Pending regulatory, ethics approvals in-country, DRC government, WHO and MSF preparing to offer investigational vaccine to contacts, including healthworkers, frontline teams
Suspected cases all found in single health zone, WHO regional office reports
A month after the current outbreak of Ebola in the Democratic Republic of Congo is believed to have begun, knowledge of where, and among how many people the virus had spread remained challenged by distance, impassable dirt roads, and technology gaps that disrupt electricity and telecommunications, in an area bordered by two countries grappling with conflict, World Health Organization health emergencies director Dr. Peter Salama noted last week. In spite of hard-won knowledge gained in country over the course of seven previous outbreaks of the disease, and internationally during the delayed response to the 2014 West Africa Ebola crisis, they were problems that would continue to serve as an obstacle course in the work ahead to find, diagnose and treat the sick, and end transmissions, he projected: “We cannot underestimate the logistical and practical challenges associated with this response in a very remote and insecure part of the country.” While the border of the Bas-Uele province, where now 37 suspected cases, and four associated deaths have been reported, lies along a border of the Central African Republic, a neighboring province is also bordered by South Sudan.
But, he added, summing up what may be the greatest advance enabling his agency to respond to this outbreak more effectively than it did to the last, “We’ve also learned never, ever to underestimate the Ebola virus disease.”
That recognition fueled a response that led to laboratory confirmation of one case of the virus within two days of a regional office report of an unexplained cluster of illnesses and deaths associated with vomiting and fever, the arrival of a team of responders to search for more cases within the week, of mobile laboratories in the remote area within the week that followed, and the establishment of an Ebola treatment center. In addition, the DRC government has now requested access to the only investigational vaccine to demonstrate a protective effect against the virus, a necessary first step to securing regulatory and ethics approvals needed to get the vaccine, which has not yet been licensed, to people who have had contact with people sick with the virus and people who, in turn, have had contact with them.
The recognition of the threat posed by the spread of the virus also has accelerated awareness of unknowns surrounding the current outbreak, and to some answers, including a check of a reported outbreak of illnesses with bloody diarrhea in the neighboring province on the South Sudan border, that led the WHO regional office to confirm over the weekend that no evidence of Ebola has been found there.

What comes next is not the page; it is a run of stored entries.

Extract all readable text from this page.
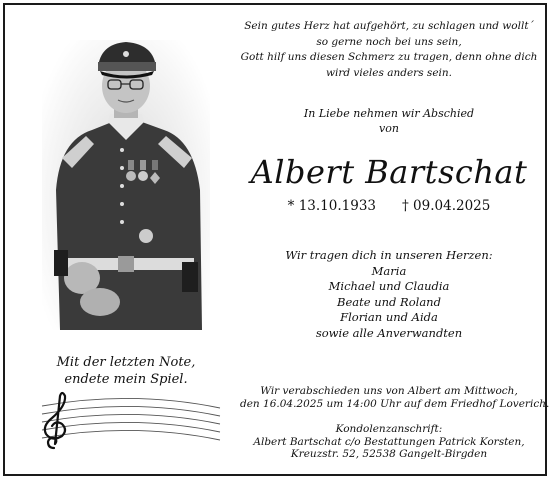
Mit der letzten Note,
endete mein Spiel.
Sein gutes Herz hat aufgehört, zu schlagen und wollt´
so gerne noch bei uns sein,
Gott hilf uns diesen Schmerz zu tragen, denn ohne dich
wird vieles anders sein.
In Liebe nehmen wir Abschied
von
Albert Bartschat
* 13.10.1933 † 09.04.2025
Wir tragen dich in unseren Herzen:
Maria
Michael und Claudia
Beate und Roland
Florian und Aida
sowie alle Anverwandten
Wir verabschieden uns von Albert am Mittwoch,
den 16.04.2025 um 14:00 Uhr auf dem Friedhof Loverich.
Kondolenzanschrift:
Albert Bartschat c/o Bestattungen Patrick Korsten,
Kreuzstr. 52, 52538 Gangelt-Birgden
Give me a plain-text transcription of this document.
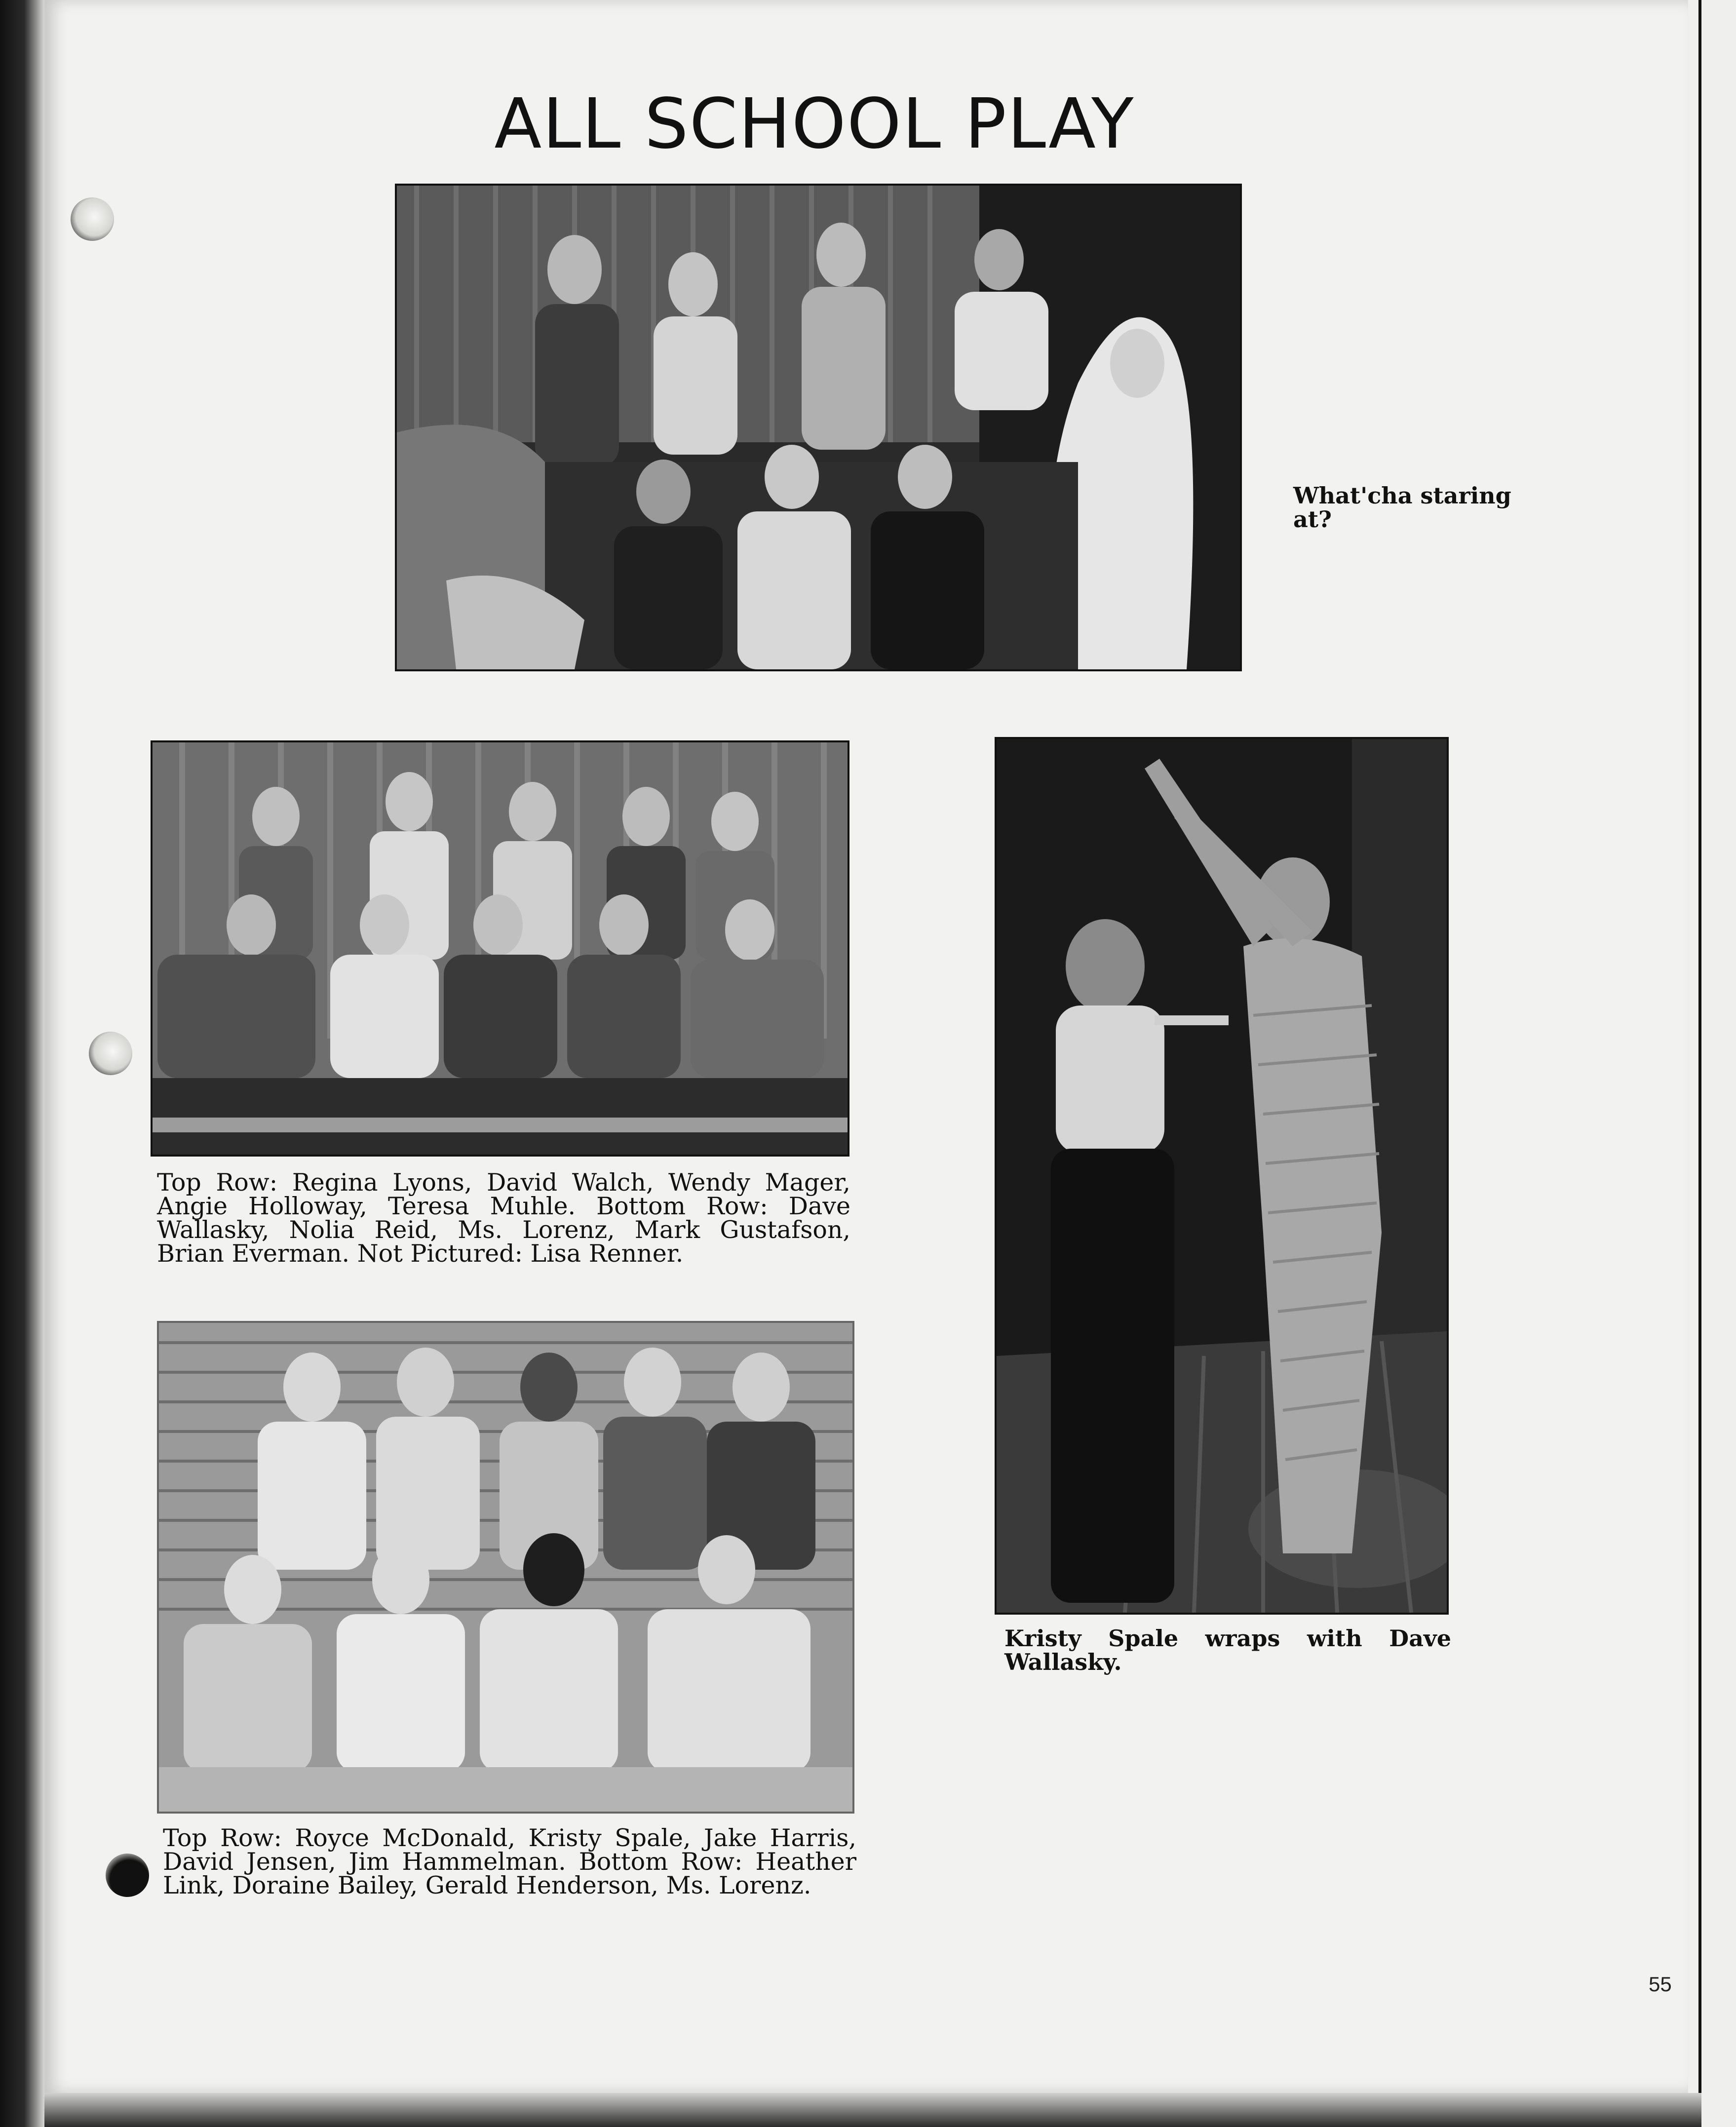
ALL SCHOOL PLAY

What'cha staring at?

Top Row: Regina Lyons, David Walch, Wendy Mager, Angie Holloway, Teresa Muhle. Bottom Row: Dave Wallasky, Nolia Reid, Ms. Lorenz, Mark Gustafson, Brian Everman. Not Pictured: Lisa Renner.

Top Row: Royce McDonald, Kristy Spale, Jake Harris, David Jensen, Jim Hammelman. Bottom Row: Heather Link, Doraine Bailey, Gerald Henderson, Ms. Lorenz.

Kristy Spale wraps with Dave Wallasky.

55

That is good news said Dr. Dan Lucey, an infectious diseases physician, professor at Georgetown University Medical Center and scholar at the O’Neill Institute for National and Global Health Law, who served two stints at Ebola treatment centers in West Africa during the outbreak there. Not only would the spread of the disease be more difficult still to control across the border of South Sudan, he noted last week, but confirmation that an additional cluster of cases across another remote area would indicate yet more unknowns, including how long the virus had been transmitted among humans in the area, without being noted or tracked. But, he has noted, much more remains unknown, with answers likely to be outpaced by questions. “Each time we have an Ebola outbreak, it is new,” he said. He noted that the number of contacts being tracked leaped last week from 120 to 400, possibly, he said, because of one or more events involving mass exposures. Those would include burials or events in hospital settings.
Dr. Lucey, who criticized the delayed and “terribly suboptimal” responses to the West Africa outbreak by WHO and the international community, welcomed WHO health emergency director Dr. Peter Salama’s words last week, that the agency had learned not to underestimate the disease. He believes the responses so far bear that out. “I think they are doing an admirable job, day by day,” he said.
The rest, as answers continue to come, remains a question though. The vaccine, which requires refrigeration, will, when it is approved by local authorities, need to travel long distances, to locations possibly still to be pinpointed. On Thursday Dr. Salama projected that the response needed to track and control the current outbreak will require about $10 million over the months to come. The WHO established a fund for just such a response at the end of the West Africa outbreak, but that fund, Salama said, will be exhausted long before the work ahead is complete.